2014–15 Republika Srpska Football Cup

Tournament details
- Country: Bosnia and Herzegovina
- Teams: 32

Final positions
- Champions: Rudar Prijedor
- Runners-up: Krupa

= 2014–15 Republika Srpska Cup =

The 2014–15 Republika Srpska Cup (Serbo-Croatian Latin: Kup Republike Srpske, Serbo-Croatian Cyrillic: Куп Републикe Српскe) is the eleventh occurrence of the Republika Srpska Cup, the secondary knock-out competition for clubs from Republika Srpska.

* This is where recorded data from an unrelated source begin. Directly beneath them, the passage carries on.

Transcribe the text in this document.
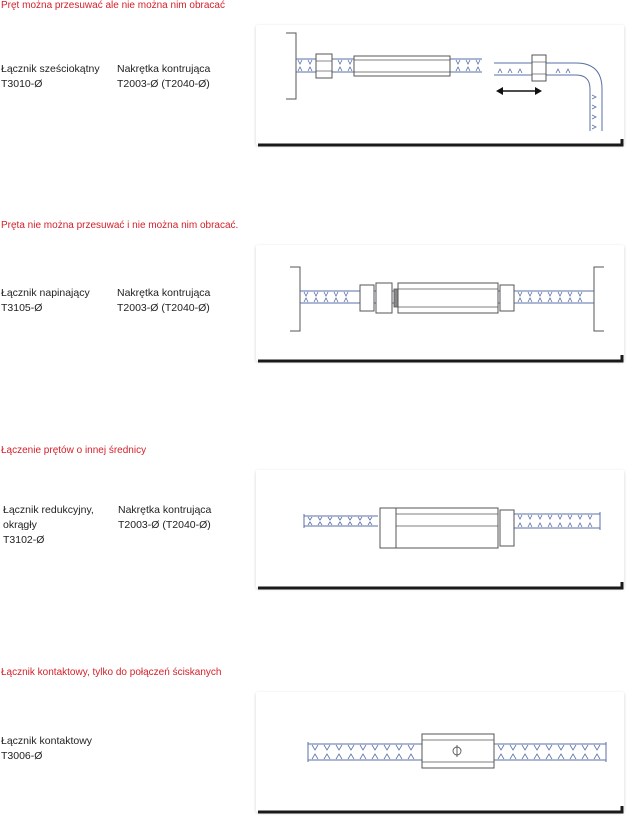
Pręt można przesuwać ale nie można nim obracać
Łącznik sześciokątny
T3010-Ø
Nakrętka kontrująca
T2003-Ø (T2040-Ø)
Pręta nie można przesuwać i nie można nim obracać.
Łącznik napinający
T3105-Ø
Nakrętka kontrująca
T2003-Ø (T2040-Ø)
Łączenie prętów o innej średnicy
Łącznik redukcyjny,
okrągły
T3102-Ø
Nakrętka kontrująca
T2003-Ø (T2040-Ø)
Łącznik kontaktowy, tylko do połączeń ściskanych
Łącznik kontaktowy
T3006-Ø
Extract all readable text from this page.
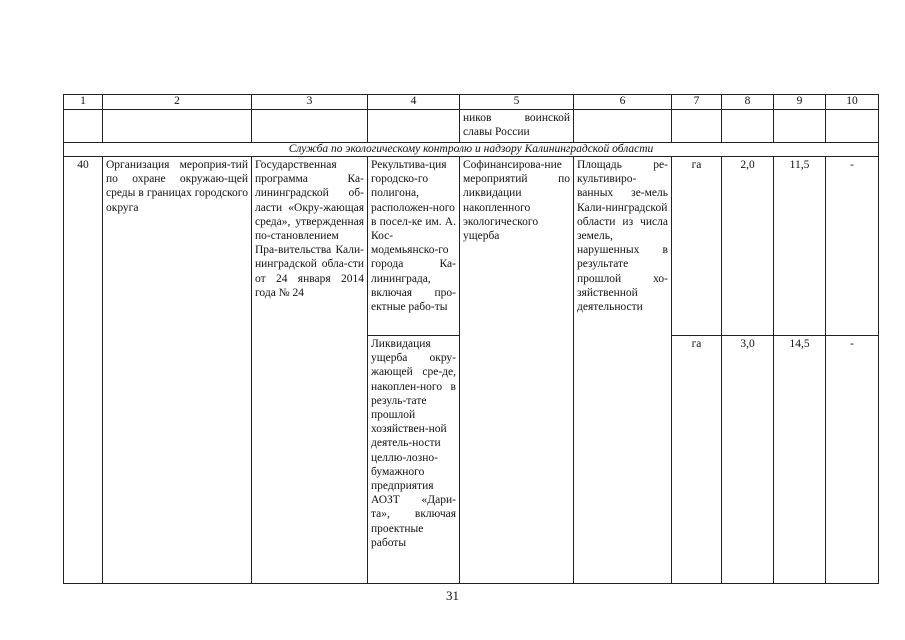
1	2	3	4	5	6	7	8	9	10
				ников воинской славы России					
Служба по экологическому контролю и надзору Калининградской области									
40	Организация мероприя-тий по охране окружаю-щей среды в границах городского округа	Государственная программа Ка-лининградской об-ласти «Окру-жающая среда», утвержденная по-становлением Пра-вительства Кали-нинградской обла-сти от 24 января 2014 года № 24	Рекультива-ция городско-го полигона, расположен-ного в посел-ке им. А. Кос-модемьянско-го города Ка-лининграда, включая про-ектные рабо-ты	Софинансирова-ние мероприятий по ликвидации накопленного экологического ущерба	Площадь ре-культивиро-ванных зе-мель Кали-нинградской области из числа земель, нарушенных в результате прошлой хо-зяйственной деятельности	га	2,0	11,5	-
			Ликвидация ущерба окру-жающей сре-де, накоплен-ного в резуль-тате прошлой хозяйствен-ной деятель-ности целлю-лозно-бумажного предприятия АОЗТ «Дари-та», включая проектные работы			га	3,0	14,5	-
31
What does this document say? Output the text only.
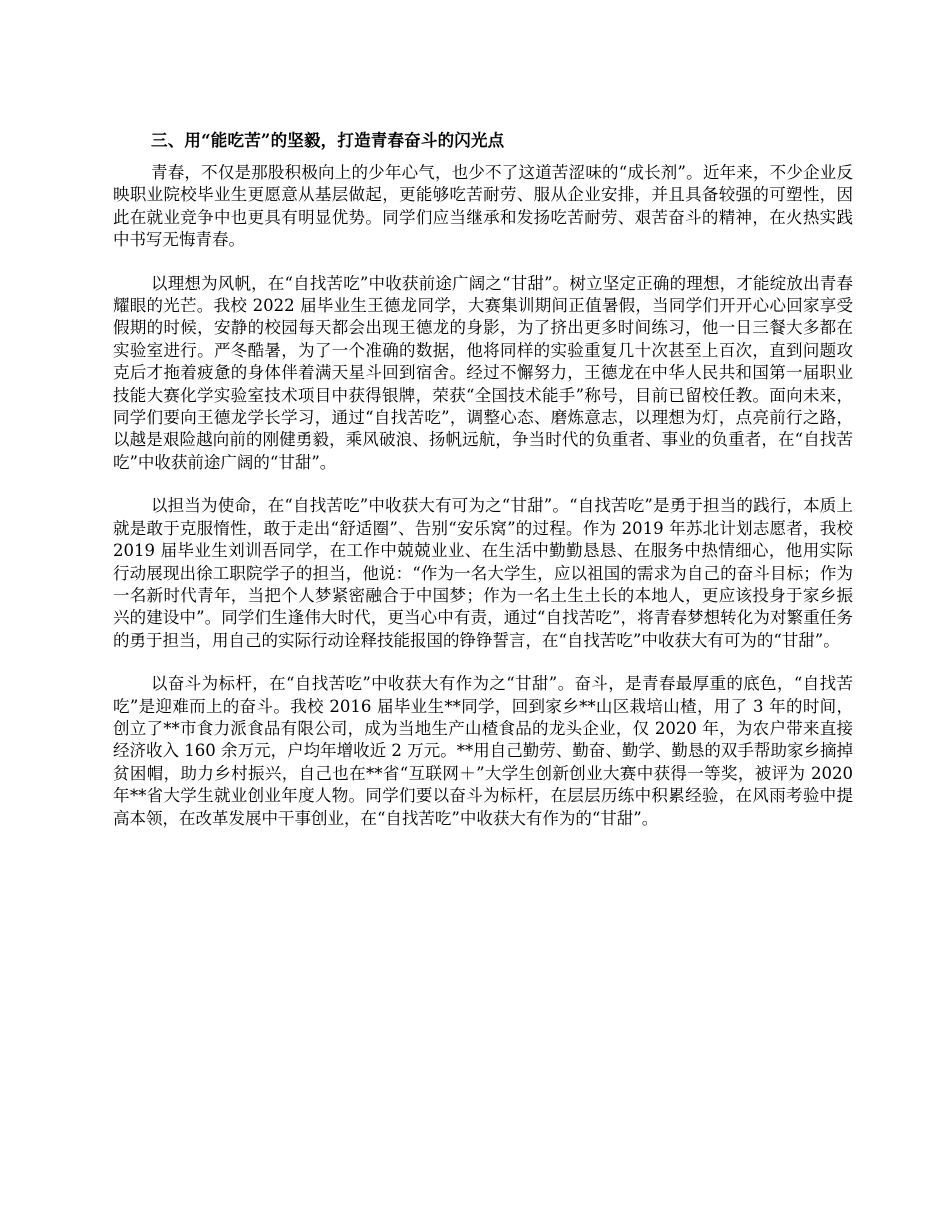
三、用“能吃苦”的坚毅，打造青春奋斗的闪光点

青春，不仅是那股积极向上的少年心气，也少不了这道苦涩味的“成长剂”。近年来，不少企业反映职业院校毕业生更愿意从基层做起，更能够吃苦耐劳、服从企业安排，并且具备较强的可塑性，因此在就业竞争中也更具有明显优势。同学们应当继承和发扬吃苦耐劳、艰苦奋斗的精神，在火热实践中书写无悔青春。

以理想为风帆，在“自找苦吃”中收获前途广阔之“甘甜”。树立坚定正确的理想，才能绽放出青春耀眼的光芒。我校 2022 届毕业生王德龙同学，大赛集训期间正值暑假，当同学们开开心心回家享受假期的时候，安静的校园每天都会出现王德龙的身影，为了挤出更多时间练习，他一日三餐大多都在实验室进行。严冬酷暑，为了一个准确的数据，他将同样的实验重复几十次甚至上百次，直到问题攻克后才拖着疲惫的身体伴着满天星斗回到宿舍。经过不懈努力，王德龙在中华人民共和国第一届职业技能大赛化学实验室技术项目中获得银牌，荣获“全国技术能手”称号，目前已留校任教。面向未来，同学们要向王德龙学长学习，通过“自找苦吃”，调整心态、磨炼意志，以理想为灯，点亮前行之路，以越是艰险越向前的刚健勇毅，乘风破浪、扬帆远航，争当时代的负重者、事业的负重者，在“自找苦吃”中收获前途广阔的“甘甜”。

以担当为使命，在“自找苦吃”中收获大有可为之“甘甜”。“自找苦吃”是勇于担当的践行，本质上就是敢于克服惰性，敢于走出“舒适圈”、告别“安乐窝”的过程。作为 2019 年苏北计划志愿者，我校 2019 届毕业生刘训吾同学，在工作中兢兢业业、在生活中勤勤恳恳、在服务中热情细心，他用实际行动展现出徐工职院学子的担当，他说：“作为一名大学生，应以祖国的需求为自己的奋斗目标；作为一名新时代青年，当把个人梦紧密融合于中国梦；作为一名土生土长的本地人，更应该投身于家乡振兴的建设中”。同学们生逢伟大时代，更当心中有责，通过“自找苦吃”，将青春梦想转化为对繁重任务的勇于担当，用自己的实际行动诠释技能报国的铮铮誓言，在“自找苦吃”中收获大有可为的“甘甜”。

以奋斗为标杆，在“自找苦吃”中收获大有作为之“甘甜”。奋斗，是青春最厚重的底色，“自找苦吃”是迎难而上的奋斗。我校 2016 届毕业生**同学，回到家乡**山区栽培山楂，用了 3 年的时间，创立了**市食力派食品有限公司，成为当地生产山楂食品的龙头企业，仅 2020 年，为农户带来直接经济收入 160 余万元，户均年增收近 2 万元。**用自己勤劳、勤奋、勤学、勤恳的双手帮助家乡摘掉贫困帽，助力乡村振兴，自己也在**省“互联网＋”大学生创新创业大赛中获得一等奖，被评为 2020 年**省大学生就业创业年度人物。同学们要以奋斗为标杆，在层层历练中积累经验，在风雨考验中提高本领，在改革发展中干事创业，在“自找苦吃”中收获大有作为的“甘甜”。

Organised by the Football Association of Republika Srpska, the tournament started around September 2014 and got concluded in June 2015. The defending champions were FK Radnik Bijeljina, while FK Rudar Prijedor were the new champions after beating FK Krupa in the final.

==Calendar==

| Round | Date(s) | Number of fixtures | Clubs |
|---|---|---|---|
| Round of 32 | September 2014 | 16 | 32 → 16 |
| Round of 16 | 7–16 October 2014 | 8 | 16 → 8 |
| Quarter-finals | 15 November 2014 | 4 | 8 → 4 |
| Semi-finals | April and May 2015 | 2 | 4 → 2 |
| Final | June 2015 | 1 | 2 → 1 |

==Round of 32==

The Round of 32 was played in September 2014. A total of 32 teams competed in one-legged ties, with the winners progressing to the next round. In the result of a draw in regulation time, two 15 minute periods of extra time are to be played, followed by a penalty shoot-out if the scores are still level.